- Researchers develop a robotic arm that uses tactile and vision to learn the game of Jenga.
- The machine-learning method developed in this work could help robot assemble consumer products, and perform other tasks that require careful physical interaction.
Jenga is a complex game that requires precise eye-hand coordination and strategy. As humans, we seamlessly integrate our senses of sights and touch to master this game. Robots, on the other hand, do not yet possess this level of sophistication.
Most robotic learning systems use only visual data, without a sense of touch, which basically limits their ability to learn about the external world. Existing learning algorithms based on model-free reinforcement learning techniques have little to no ability to exploit knowledge about physical objects, contacts, or forces.

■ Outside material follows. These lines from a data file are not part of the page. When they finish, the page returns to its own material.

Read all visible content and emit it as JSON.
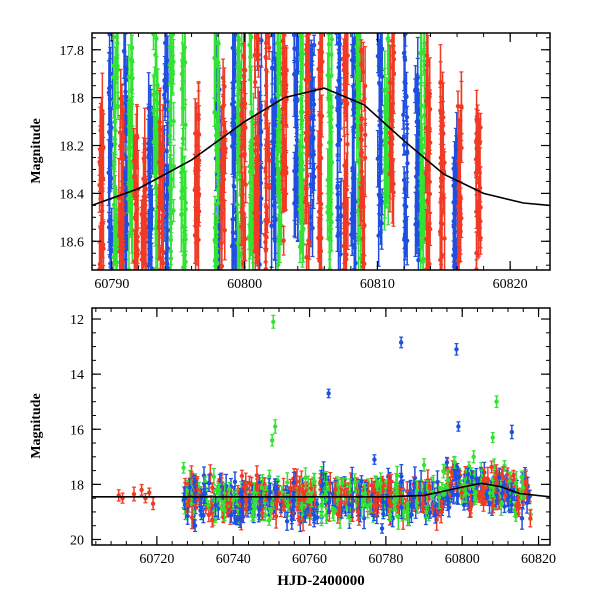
{
  "chart_data": [
    {
      "type": "scatter",
      "panel": "top",
      "title": "",
      "xlabel": "",
      "ylabel": "Magnitude",
      "xlim": [
        60788.5,
        60823
      ],
      "ylim": [
        18.72,
        17.73
      ],
      "y_inverted": true,
      "xticks": [
        60790,
        60800,
        60810,
        60820
      ],
      "yticks": [
        17.8,
        18,
        18.2,
        18.4,
        18.6
      ],
      "ytick_labels": [
        "17.8",
        "18",
        "18.2",
        "18.4",
        "18.6"
      ],
      "grid": false,
      "legend": "none",
      "series": [
        {
          "color": "#1f4fe0",
          "clusters": [
            {
              "x": 60789.9,
              "y": [
                17.73,
                18.72
              ]
            },
            {
              "x": 60791.0,
              "y": [
                17.8,
                18.72
              ]
            },
            {
              "x": 60792.9,
              "y": [
                17.95,
                18.72
              ]
            },
            {
              "x": 60794.1,
              "y": [
                17.73,
                18.72
              ]
            },
            {
              "x": 60798.0,
              "y": [
                17.85,
                18.72
              ]
            },
            {
              "x": 60799.2,
              "y": [
                17.73,
                18.72
              ]
            },
            {
              "x": 60801.1,
              "y": [
                17.73,
                18.72
              ]
            },
            {
              "x": 60802.2,
              "y": [
                17.73,
                18.6
              ]
            },
            {
              "x": 60803.9,
              "y": [
                17.73,
                18.5
              ]
            },
            {
              "x": 60805.1,
              "y": [
                17.73,
                18.6
              ]
            },
            {
              "x": 60807.1,
              "y": [
                17.73,
                18.72
              ]
            },
            {
              "x": 60808.2,
              "y": [
                17.73,
                18.72
              ]
            },
            {
              "x": 60810.2,
              "y": [
                17.73,
                18.6
              ]
            },
            {
              "x": 60812.1,
              "y": [
                17.73,
                18.65
              ]
            },
            {
              "x": 60813.0,
              "y": [
                17.9,
                18.72
              ]
            },
            {
              "x": 60815.9,
              "y": [
                18.2,
                18.72
              ]
            }
          ]
        },
        {
          "color": "#33e233",
          "clusters": [
            {
              "x": 60790.3,
              "y": [
                17.73,
                18.72
              ]
            },
            {
              "x": 60791.4,
              "y": [
                17.73,
                18.72
              ]
            },
            {
              "x": 60793.3,
              "y": [
                17.73,
                18.72
              ]
            },
            {
              "x": 60794.5,
              "y": [
                17.73,
                18.72
              ]
            },
            {
              "x": 60795.4,
              "y": [
                17.73,
                18.72
              ]
            },
            {
              "x": 60797.9,
              "y": [
                17.73,
                18.72
              ]
            },
            {
              "x": 60799.6,
              "y": [
                17.73,
                18.72
              ]
            },
            {
              "x": 60800.5,
              "y": [
                17.73,
                18.72
              ]
            },
            {
              "x": 60802.6,
              "y": [
                17.73,
                18.72
              ]
            },
            {
              "x": 60804.3,
              "y": [
                17.73,
                18.72
              ]
            },
            {
              "x": 60806.4,
              "y": [
                17.73,
                18.72
              ]
            },
            {
              "x": 60808.6,
              "y": [
                17.73,
                18.72
              ]
            },
            {
              "x": 60810.7,
              "y": [
                17.73,
                18.45
              ]
            },
            {
              "x": 60813.4,
              "y": [
                17.73,
                18.72
              ]
            }
          ]
        },
        {
          "color": "#f03a25",
          "clusters": [
            {
              "x": 60789.2,
              "y": [
                18.05,
                18.72
              ]
            },
            {
              "x": 60790.7,
              "y": [
                17.95,
                18.72
              ]
            },
            {
              "x": 60791.8,
              "y": [
                18.1,
                18.72
              ]
            },
            {
              "x": 60792.4,
              "y": [
                18.2,
                18.72
              ]
            },
            {
              "x": 60793.7,
              "y": [
                18.1,
                18.72
              ]
            },
            {
              "x": 60796.4,
              "y": [
                18.0,
                18.6
              ]
            },
            {
              "x": 60798.4,
              "y": [
                17.9,
                18.72
              ]
            },
            {
              "x": 60799.9,
              "y": [
                17.73,
                18.72
              ]
            },
            {
              "x": 60800.9,
              "y": [
                17.73,
                18.72
              ]
            },
            {
              "x": 60801.7,
              "y": [
                17.73,
                18.72
              ]
            },
            {
              "x": 60803.0,
              "y": [
                17.73,
                18.7
              ]
            },
            {
              "x": 60804.7,
              "y": [
                17.73,
                18.72
              ]
            },
            {
              "x": 60805.7,
              "y": [
                17.73,
                18.72
              ]
            },
            {
              "x": 60807.6,
              "y": [
                17.73,
                18.72
              ]
            },
            {
              "x": 60808.9,
              "y": [
                17.73,
                18.72
              ]
            },
            {
              "x": 60811.1,
              "y": [
                17.73,
                18.4
              ]
            },
            {
              "x": 60813.8,
              "y": [
                17.8,
                18.72
              ]
            },
            {
              "x": 60814.9,
              "y": [
                17.9,
                18.72
              ]
            },
            {
              "x": 60816.2,
              "y": [
                18.0,
                18.72
              ]
            },
            {
              "x": 60817.6,
              "y": [
                18.05,
                18.72
              ]
            }
          ]
        }
      ],
      "model_curve": {
        "color": "#000000",
        "x": [
          60788.5,
          60792,
          60796,
          60800,
          60803,
          60806,
          60809,
          60812,
          60815,
          60818,
          60821,
          60823
        ],
        "y": [
          18.45,
          18.38,
          18.26,
          18.1,
          18.0,
          17.96,
          18.03,
          18.18,
          18.32,
          18.4,
          18.44,
          18.45
        ]
      }
    },
    {
      "type": "scatter",
      "panel": "bottom",
      "title": "",
      "xlabel": "HJD-2400000",
      "ylabel": "Magnitude",
      "xlim": [
        60703,
        60823
      ],
      "ylim": [
        20.2,
        11.6
      ],
      "y_inverted": true,
      "xticks": [
        60720,
        60740,
        60760,
        60780,
        60800,
        60820
      ],
      "yticks": [
        12,
        14,
        16,
        18,
        20
      ],
      "ytick_labels": [
        "12",
        "14",
        "16",
        "18",
        "20"
      ],
      "grid": false,
      "legend": "none",
      "series": [
        {
          "color": "#f03a25",
          "points": [
            {
              "x": 60710,
              "y": 18.4
            },
            {
              "x": 60711,
              "y": 18.5
            },
            {
              "x": 60714,
              "y": 18.35
            },
            {
              "x": 60716,
              "y": 18.2
            },
            {
              "x": 60717,
              "y": 18.5
            },
            {
              "x": 60718,
              "y": 18.3
            },
            {
              "x": 60719,
              "y": 18.7
            }
          ]
        },
        {
          "color": "#33e233",
          "points": [
            {
              "x": 60750.5,
              "y": 12.1
            },
            {
              "x": 60751,
              "y": 15.9
            },
            {
              "x": 60750.2,
              "y": 16.4
            },
            {
              "x": 60809,
              "y": 15.0
            },
            {
              "x": 60808,
              "y": 16.3
            },
            {
              "x": 60727,
              "y": 17.4
            },
            {
              "x": 60790,
              "y": 17.3
            },
            {
              "x": 60798,
              "y": 17.2
            },
            {
              "x": 60803,
              "y": 17.0
            }
          ]
        },
        {
          "color": "#1f4fe0",
          "points": [
            {
              "x": 60765,
              "y": 14.7
            },
            {
              "x": 60784,
              "y": 12.85
            },
            {
              "x": 60798.5,
              "y": 13.1
            },
            {
              "x": 60799,
              "y": 15.9
            },
            {
              "x": 60813,
              "y": 16.1
            },
            {
              "x": 60777,
              "y": 17.1
            },
            {
              "x": 60796,
              "y": 17.2
            },
            {
              "x": 60730,
              "y": 19.5
            },
            {
              "x": 60741,
              "y": 19.3
            },
            {
              "x": 60762,
              "y": 19.2
            },
            {
              "x": 60779,
              "y": 19.6
            }
          ]
        }
      ],
      "dense_band": {
        "x": [
          60727,
          60818
        ],
        "y_center": 18.5,
        "y_spread": 0.9
      },
      "model_curve": {
        "color": "#000000",
        "x": [
          60703,
          60740,
          60780,
          60790,
          60800,
          60805,
          60810,
          60815,
          60823
        ],
        "y": [
          18.45,
          18.45,
          18.45,
          18.4,
          18.1,
          17.96,
          18.08,
          18.33,
          18.45
        ]
      }
    }
  ]
}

Recently, researchers at MIT’s MCube Lab developed an algorithm to replicate this ability using a robot. Unlike conventional machine-learning techniques that uses massive datasets to evaluate their next best move, this robot learns and exploits a hierarchical model that enables gentle and precise extraction of pieces.
The robot is equipped with an external RGB camera, soft-pronged gripper, and a force-sensing wrist cuff. All these components allow the robot to observe and feel the Jenga tower and its individual blocks.
The researchers customized an industrial ABB IRB 120 robotic arm and set up a Jenga tower within its reach. As the arm gently pushes against a block, a computer captures tactile and visual feedback from its cuff and camera, and compares these measurements with the robot’s previous moves.
This model enables the robot to accurately estimate the state of a piece, simulate next possible moves, and decide on a favorable one. In real-time, the machine learns whether to keep pushing the block or move to a new one, in order to keep the structure from collapsing.
This is more challenging than developing AI for chess or Go, as the game of Jenga requires basic physical skills such as pulling, pushing, placing and aligning individual blocks.
The robot developed in this work efficiently identifies when a block feels stuck or free and decides how to extract it using far less data. It is trained on nearly 300 attempts (instead of tens of thousands of attempts). Attempts of similar outcomes and measurements are grouped in clusters and each cluster represents specific block behaviors.
For every single data cluster, the machine developed a model to estimate the behavior of a block given its current tactile and visual measurements. This clustering strategy — inspired by the natural way humans learn — significantly increases the robot’s efficiency with which it can learn to play the game.
This method is a successful example of artificial intelligence moving into the physical world. As the robot interacts with its surrounding, it learns some of the basic skills that define human manipulation.
This tactile learning system can be applied to tasks beyond the game of Jenga, especially those tasks that require careful physical interaction. For example, assembling consumer products and separating recyclable materials from landfill trash.
In a smartphone and laptop assembly line, for instance, most steps require touch and force actions rather than just vision, and this technology could drastically improve such assembly lines.